While I agree with you -- I'd also like to point out that >90% of malicious traffic to the websites I administer comes through the Tor network.
It shouldn't be the case, and I don't want to block people who have a legitimate reason to use Tor. Unfortunately there isn't a "block Tor traffic from assholes" option, so all I can really do to reduce the malicious traffic is block exit nodes.
This has nothing to do with Tor. Cloudflare frequently blacklists entire countries/counties worth of people (and rarely reverts those blacklists). There is a good chance, that you have missed a lot Indian/Vietnamese/Russian/Chinese visitors, because Cloudflare concluded, that forwarding their traffic to your site isn't financially viable for them.

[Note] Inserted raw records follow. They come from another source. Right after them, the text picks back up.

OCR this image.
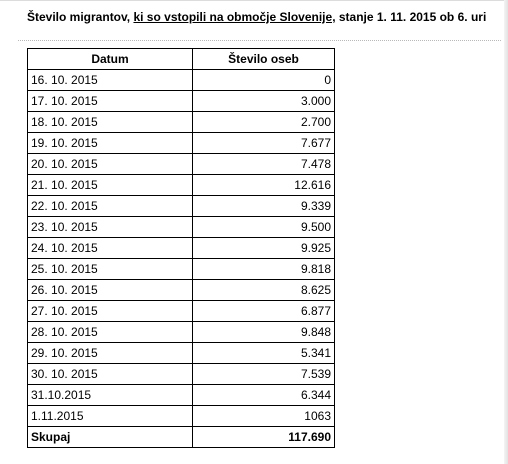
Število migrantov, ki so vstopili na območje Slovenije, stanje 1. 11. 2015 ob 6. uri
Datum	Število oseb
16. 10. 2015	0
17. 10. 2015	3.000
18. 10. 2015	2.700
19. 10. 2015	7.677
20. 10. 2015	7.478
21. 10. 2015	12.616
22. 10. 2015	9.339
23. 10. 2015	9.500
24. 10. 2015	9.925
25. 10. 2015	9.818
26. 10. 2015	8.625
27. 10. 2015	6.877
28. 10. 2015	9.848
29. 10. 2015	5.341
30. 10. 2015	7.539
31.10.2015	6.344
1.11.2015	1063
Skupaj	117.690
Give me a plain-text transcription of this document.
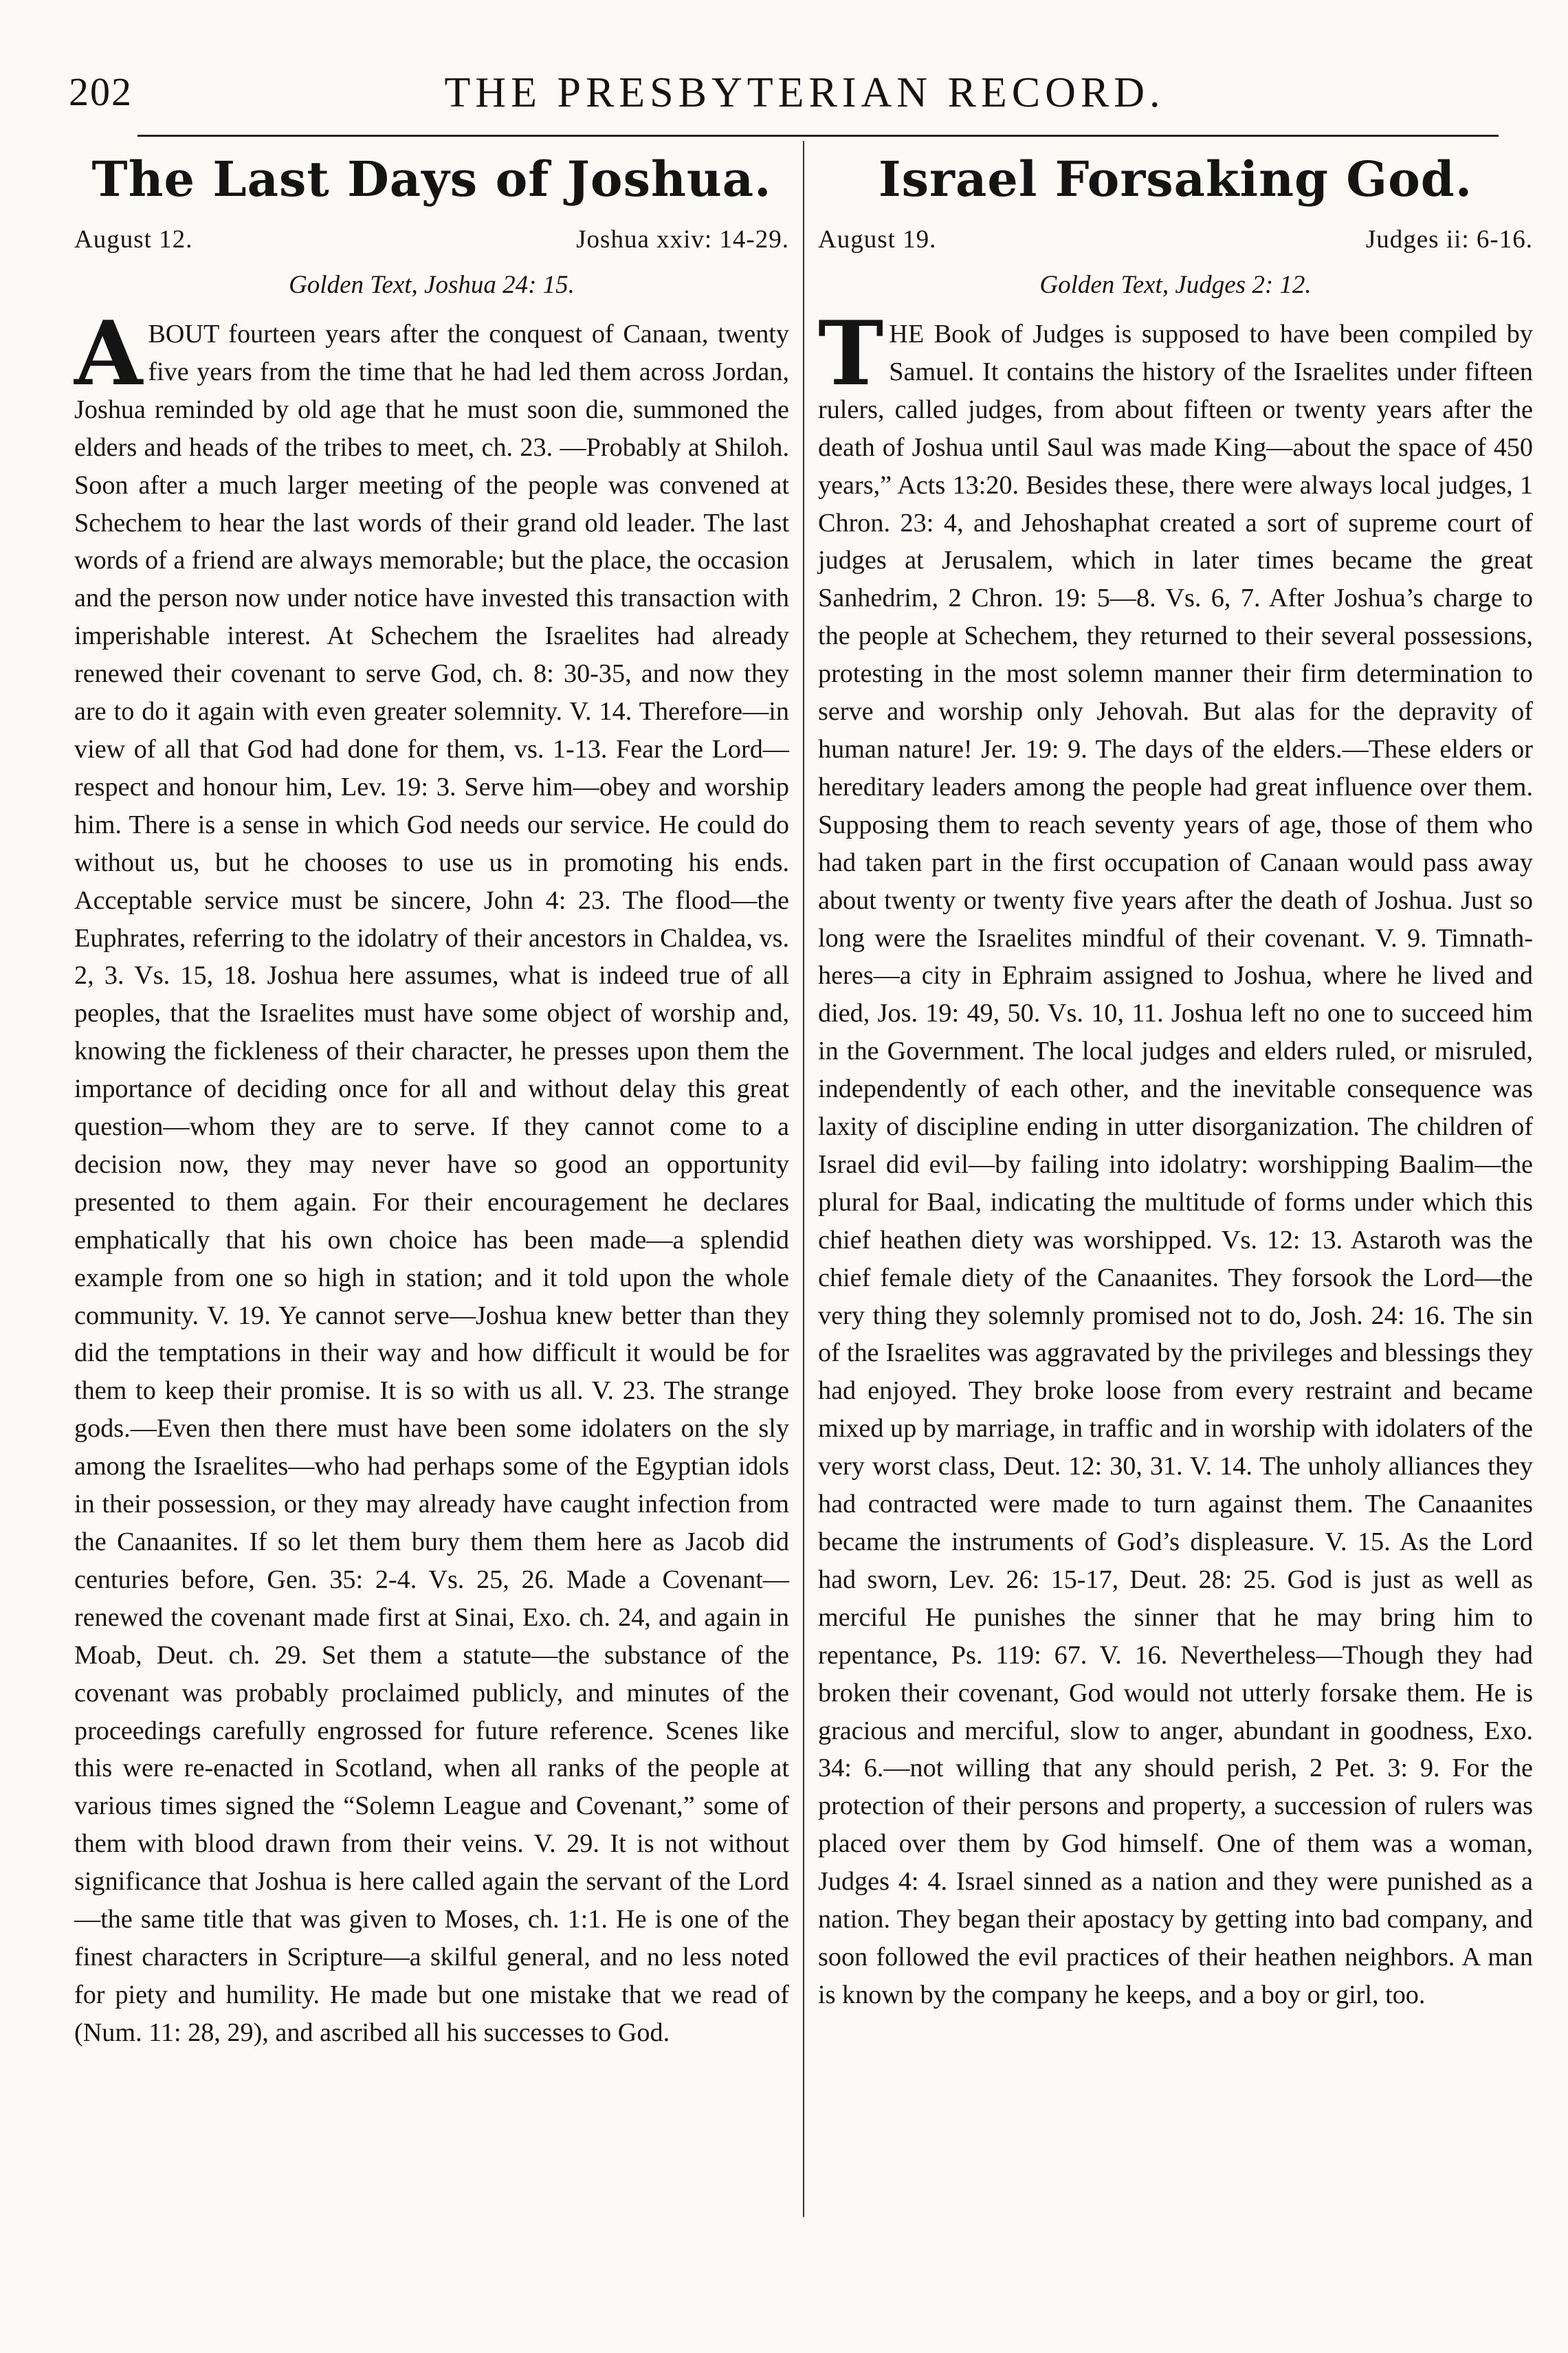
202	THE PRESBYTERIAN RECORD.
The Last Days of Joshua.
August 12.	Joshua xxiv: 14-29.
Golden Text, Joshua 24: 15.

ABOUT fourteen years after the conquest of Canaan, twenty five years from the time that he had led them across Jordan, Joshua reminded by old age that he must soon die, summoned the elders and heads of the tribes to meet, ch. 23. —Probably at Shiloh. Soon after a much larger meeting of the people was convened at Schechem to hear the last words of their grand old leader. The last words of a friend are always memorable; but the place, the occasion and the person now under notice have invested this transaction with imperishable interest. At Schechem the Israelites had already renewed their covenant to serve God, ch. 8: 30-35, and now they are to do it again with even greater solemnity. V. 14. Therefore—in view of all that God had done for them, vs. 1-13. Fear the Lord—respect and honour him, Lev. 19: 3. Serve him—obey and worship him. There is a sense in which God needs our service. He could do without us, but he chooses to use us in promoting his ends. Acceptable service must be sincere, John 4: 23. The flood—the Euphrates, referring to the idolatry of their ancestors in Chaldea, vs. 2, 3. Vs. 15, 18. Joshua here assumes, what is indeed true of all peoples, that the Israelites must have some object of worship and, knowing the fickleness of their character, he presses upon them the importance of deciding once for all and without delay this great question—whom they are to serve. If they cannot come to a decision now, they may never have so good an opportunity presented to them again. For their encouragement he declares emphatically that his own choice has been made—a splendid example from one so high in station; and it told upon the whole community. V. 19. Ye cannot serve—Joshua knew better than they did the temptations in their way and how difficult it would be for them to keep their promise. It is so with us all. V. 23. The strange gods.—Even then there must have been some idolaters on the sly among the Israelites—who had perhaps some of the Egyptian idols in their possession, or they may already have caught infection from the Canaanites. If so let them bury them them here as Jacob did centuries before, Gen. 35: 2-4. Vs. 25, 26. Made a Covenant—renewed the covenant made first at Sinai, Exo. ch. 24, and again in Moab, Deut. ch. 29. Set them a statute—the substance of the covenant was probably proclaimed publicly, and minutes of the proceedings carefully engrossed for future reference. Scenes like this were re-enacted in Scotland, when all ranks of the people at various times signed the “Solemn League and Covenant,” some of them with blood drawn from their veins. V. 29. It is not without significance that Joshua is here called again the servant of the Lord—the same title that was given to Moses, ch. 1:1. He is one of the finest characters in Scripture—a skilful general, and no less noted for piety and humility. He made but one mistake that we read of (Num. 11: 28, 29), and ascribed all his successes to God.

Israel Forsaking God.
August 19.	Judges ii: 6-16.
Golden Text, Judges 2: 12.

THE Book of Judges is supposed to have been compiled by Samuel. It contains the history of the Israelites under fifteen rulers, called judges, from about fifteen or twenty years after the death of Joshua until Saul was made King—about the space of 450 years,” Acts 13:20. Besides these, there were always local judges, 1 Chron. 23: 4, and Jehoshaphat created a sort of supreme court of judges at Jerusalem, which in later times became the great Sanhedrim, 2 Chron. 19: 5—8. Vs. 6, 7. After Joshua’s charge to the people at Schechem, they returned to their several possessions, protesting in the most solemn manner their firm determination to serve and worship only Jehovah. But alas for the depravity of human nature! Jer. 19: 9. The days of the elders.—These elders or hereditary leaders among the people had great influence over them. Supposing them to reach seventy years of age, those of them who had taken part in the first occupation of Canaan would pass away about twenty or twenty five years after the death of Joshua. Just so long were the Israelites mindful of their covenant. V. 9. Timnath-heres—a city in Ephraim assigned to Joshua, where he lived and died, Jos. 19: 49, 50. Vs. 10, 11. Joshua left no one to succeed him in the Government. The local judges and elders ruled, or misruled, independently of each other, and the inevitable consequence was laxity of discipline ending in utter disorganization. The children of Israel did evil—by failing into idolatry: worshipping Baalim—the plural for Baal, indicating the multitude of forms under which this chief heathen diety was worshipped. Vs. 12: 13. Astaroth was the chief female diety of the Canaanites. They forsook the Lord—the very thing they solemnly promised not to do, Josh. 24: 16. The sin of the Israelites was aggravated by the privileges and blessings they had enjoyed. They broke loose from every restraint and became mixed up by marriage, in traffic and in worship with idolaters of the very worst class, Deut. 12: 30, 31. V. 14. The unholy alliances they had contracted were made to turn against them. The Canaanites became the instruments of God’s displeasure. V. 15. As the Lord had sworn, Lev. 26: 15-17, Deut. 28: 25. God is just as well as merciful He punishes the sinner that he may bring him to repentance, Ps. 119: 67. V. 16. Nevertheless—Though they had broken their covenant, God would not utterly forsake them. He is gracious and merciful, slow to anger, abundant in goodness, Exo. 34: 6.—not willing that any should perish, 2 Pet. 3: 9. For the protection of their persons and property, a succession of rulers was placed over them by God himself. One of them was a woman, Judges 4: 4. Israel sinned as a nation and they were punished as a nation. They began their apostacy by getting into bad company, and soon followed the evil practices of their heathen neighbors. A man is known by the company he keeps, and a boy or girl, too.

> Unfortunately there isn't a "block Tor traffic from assholes" option
What exactly is "Tor traffic from assholes"? Bulk DDoS attacks? E-mail spam? SSH login attempts? Please share your valuable experience with everyone here, so that all of us could stay safe by learning from your example.
And for companies that don't do business with those countries - this is not a loss.
Most "asshole" traffic I see falls into one of two categories - attempts to exploit vulnerabilities (../../../etc/passwd stuff) and account takeover attacks.
The first I can forgive, I don't frankly care where that traffic comes from and the responsibility is entirely mine as website admin to prevent these types of attacks through good coding practices, WAF, etc.
The second I have less control over because customers / the general public sucks at security. They re-use passwords they've had for 10 years and won't opt-in to 2fa. And as a merchant, my company generally eats the cost of fraud that these attacks generally result in.
If no or little legitimate traffic is coming from Tor, and a significant percentage of malicious traffic is coming from Tor - at great cost to me / my company - why the hell would I allow it to continue?
One simple solution I can think of is to restrict POST requests from Tor exit nodes while still allowing GET requests. Cloudflare will give you a impossible-to-solve captcha even if you just try to visit site.com/index.html and I see no reason for this.
Is the issue Tor traffic, or that you know what traffic is Tor?
There are many types of "abuse" (not just trolling) - mass downloading/scanning. (Ex: several types of port scanning can't be done via Tor since it doesn't support UDP)
It shouldn't be the case, and I don't want to block people who have a legitimate reason to use Tor. Unfortunately there isn't a "block Tor traffic from assholes" option, so all I can really do to reduce the malicious traffic is block exit nodes.